Dr. Hans van Pelt studeerde tandheelkunde aan de Rijksuniversiteit Groningen. Van 1978-1985 was hij verbonden aan de afdeling Prothetische Tandheelkunde en promoveerde in 1985. Van 1984 tot 1999 werkte hij in een algemene (groeps)praktijk. En van 1991-2011 was hij verbonden aan het Martini Ziekenhuis in Groningen voor prothetische en restauratieve behandelingen in samenwerking met de afdeling Mond-Kaak en Aangezichtschirurgie. In 2004 zette hij er een Afdeling Bijzondere en Restauratieve Tandheelkunde op, die in 2011 is overgegaan in een CBT. Sinds 2000 is hij weer verbonden aan het Centrum Tandheelkunde en Mondzorg van het Universitair Medisch Centrum Groningen en verzorgt hij onderwijs in Restauratieve en Reconstructieve Tandheelkunde. Zijn huidige werkzaamheden verdeelt hij over het UMC Groningen en (sinds juli 2011) de verwijspraktijk Proclin in Rotterdam. In december 2010 is hij door de EPA erkend als prosthodontist en in 2015 als restauratief tandarts door de NVVRT (opgericht in 1998) waarvan hij medeoprichter en erelid is. Hij is 25 jaar gastdocent geweest voor ACTA Quality Practice en is sinds 1986 actief als docent in het PostAcademisch Onderwijs in Nederland en voor het NiVVT in België. Van 2012 tot 2019 was hij hoofdredacteur van het vaktijdschrift Tandartspraktijk.
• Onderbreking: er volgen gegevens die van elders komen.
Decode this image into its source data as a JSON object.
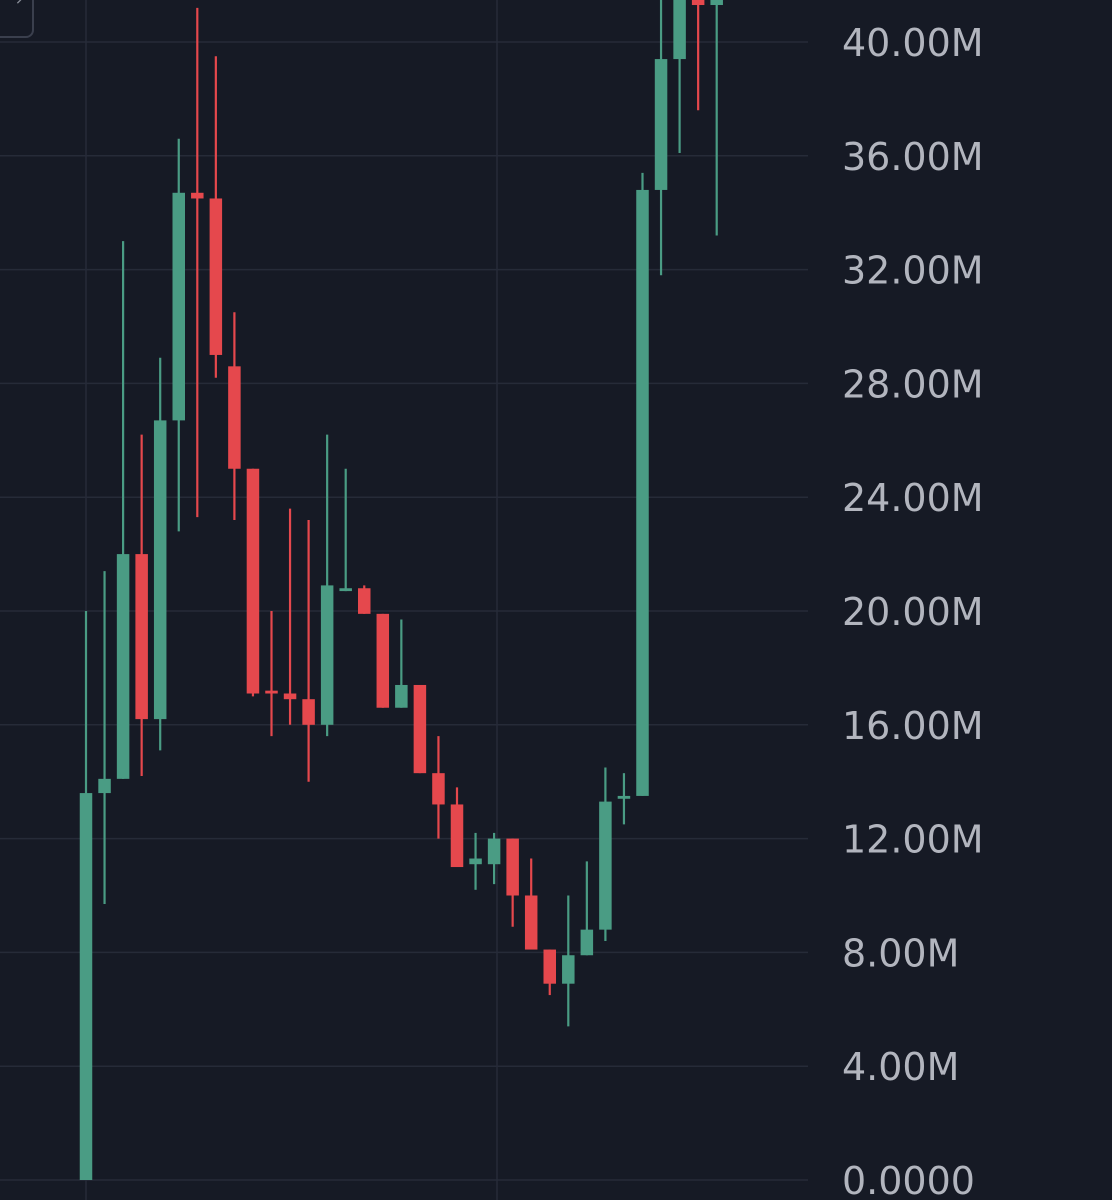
{
  "colors": {
    "background": "#161a25",
    "up": "#4a9c84",
    "down": "#e5484d",
    "grid": "#262b38",
    "axis_text": "#b2b5be"
  },
  "corner_button": {
    "icon": "expand-icon"
  },
  "chart_data": {
    "type": "candlestick",
    "title": "",
    "xlabel": "",
    "ylabel": "",
    "ylim": [
      0,
      41.5
    ],
    "y_unit": "M",
    "grid": true,
    "y_ticks": [
      {
        "value": 0,
        "label": "0.0000"
      },
      {
        "value": 4,
        "label": "4.00M"
      },
      {
        "value": 8,
        "label": "8.00M"
      },
      {
        "value": 12,
        "label": "12.00M"
      },
      {
        "value": 16,
        "label": "16.00M"
      },
      {
        "value": 20,
        "label": "20.00M"
      },
      {
        "value": 24,
        "label": "24.00M"
      },
      {
        "value": 28,
        "label": "28.00M"
      },
      {
        "value": 32,
        "label": "32.00M"
      },
      {
        "value": 36,
        "label": "36.00M"
      },
      {
        "value": 40,
        "label": "40.00M"
      }
    ],
    "candles": [
      {
        "open": 0.0,
        "high": 20.0,
        "low": 0.0,
        "close": 13.6
      },
      {
        "open": 13.6,
        "high": 21.4,
        "low": 9.7,
        "close": 14.1
      },
      {
        "open": 14.1,
        "high": 33.0,
        "low": 14.1,
        "close": 22.0
      },
      {
        "open": 22.0,
        "high": 26.2,
        "low": 14.2,
        "close": 16.2
      },
      {
        "open": 16.2,
        "high": 28.9,
        "low": 15.1,
        "close": 26.7
      },
      {
        "open": 26.7,
        "high": 36.6,
        "low": 22.8,
        "close": 34.7
      },
      {
        "open": 34.7,
        "high": 41.2,
        "low": 23.3,
        "close": 34.5
      },
      {
        "open": 34.5,
        "high": 39.5,
        "low": 28.2,
        "close": 29.0
      },
      {
        "open": 28.6,
        "high": 30.5,
        "low": 23.2,
        "close": 25.0
      },
      {
        "open": 25.0,
        "high": 25.0,
        "low": 17.0,
        "close": 17.1
      },
      {
        "open": 17.2,
        "high": 20.0,
        "low": 15.6,
        "close": 17.1
      },
      {
        "open": 17.1,
        "high": 23.6,
        "low": 16.0,
        "close": 16.9
      },
      {
        "open": 16.9,
        "high": 23.2,
        "low": 14.0,
        "close": 16.0
      },
      {
        "open": 16.0,
        "high": 26.2,
        "low": 15.6,
        "close": 20.9
      },
      {
        "open": 20.7,
        "high": 25.0,
        "low": 20.7,
        "close": 20.8
      },
      {
        "open": 20.8,
        "high": 20.9,
        "low": 19.9,
        "close": 19.9
      },
      {
        "open": 19.9,
        "high": 19.9,
        "low": 16.6,
        "close": 16.6
      },
      {
        "open": 16.6,
        "high": 19.7,
        "low": 16.6,
        "close": 17.4
      },
      {
        "open": 17.4,
        "high": 17.4,
        "low": 14.3,
        "close": 14.3
      },
      {
        "open": 14.3,
        "high": 15.6,
        "low": 12.0,
        "close": 13.2
      },
      {
        "open": 13.2,
        "high": 13.8,
        "low": 11.0,
        "close": 11.0
      },
      {
        "open": 11.1,
        "high": 12.2,
        "low": 10.2,
        "close": 11.3
      },
      {
        "open": 11.1,
        "high": 12.2,
        "low": 10.4,
        "close": 12.0
      },
      {
        "open": 12.0,
        "high": 12.0,
        "low": 8.9,
        "close": 10.0
      },
      {
        "open": 10.0,
        "high": 11.3,
        "low": 8.1,
        "close": 8.1
      },
      {
        "open": 8.1,
        "high": 8.1,
        "low": 6.5,
        "close": 6.9
      },
      {
        "open": 6.9,
        "high": 10.0,
        "low": 5.4,
        "close": 7.9
      },
      {
        "open": 7.9,
        "high": 11.2,
        "low": 7.9,
        "close": 8.8
      },
      {
        "open": 8.8,
        "high": 14.5,
        "low": 8.4,
        "close": 13.3
      },
      {
        "open": 13.4,
        "high": 14.3,
        "low": 12.5,
        "close": 13.5
      },
      {
        "open": 13.5,
        "high": 35.4,
        "low": 13.5,
        "close": 34.8
      },
      {
        "open": 34.8,
        "high": 41.5,
        "low": 31.8,
        "close": 39.4
      },
      {
        "open": 39.4,
        "high": 41.5,
        "low": 36.1,
        "close": 41.5
      },
      {
        "open": 41.5,
        "high": 41.5,
        "low": 37.6,
        "close": 41.3
      },
      {
        "open": 41.3,
        "high": 41.5,
        "low": 33.2,
        "close": 41.5
      }
    ]
  }
}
Mariëlle Peuchen studeerde Tandheelkunde aan de Rijksuniversiteit in Groningen van 2013 tot 2019. Na het behalen van haar tandartsenbul is ze aan het Centrum Tandheelkunde Mondzorgkunde in het Universitair Medisch Centrum Groningen verbonden gebleven als tandarts docent en trainee restauratief. Tevens is ze werkzaam in een algemene groepspraktijk te Drachten.

Verslag voor dental INFO door tandarts Paulien Buijs van de lezing van Hans van Pelt en Marielle Peuchen tijdens het NVvE-congres De endo start.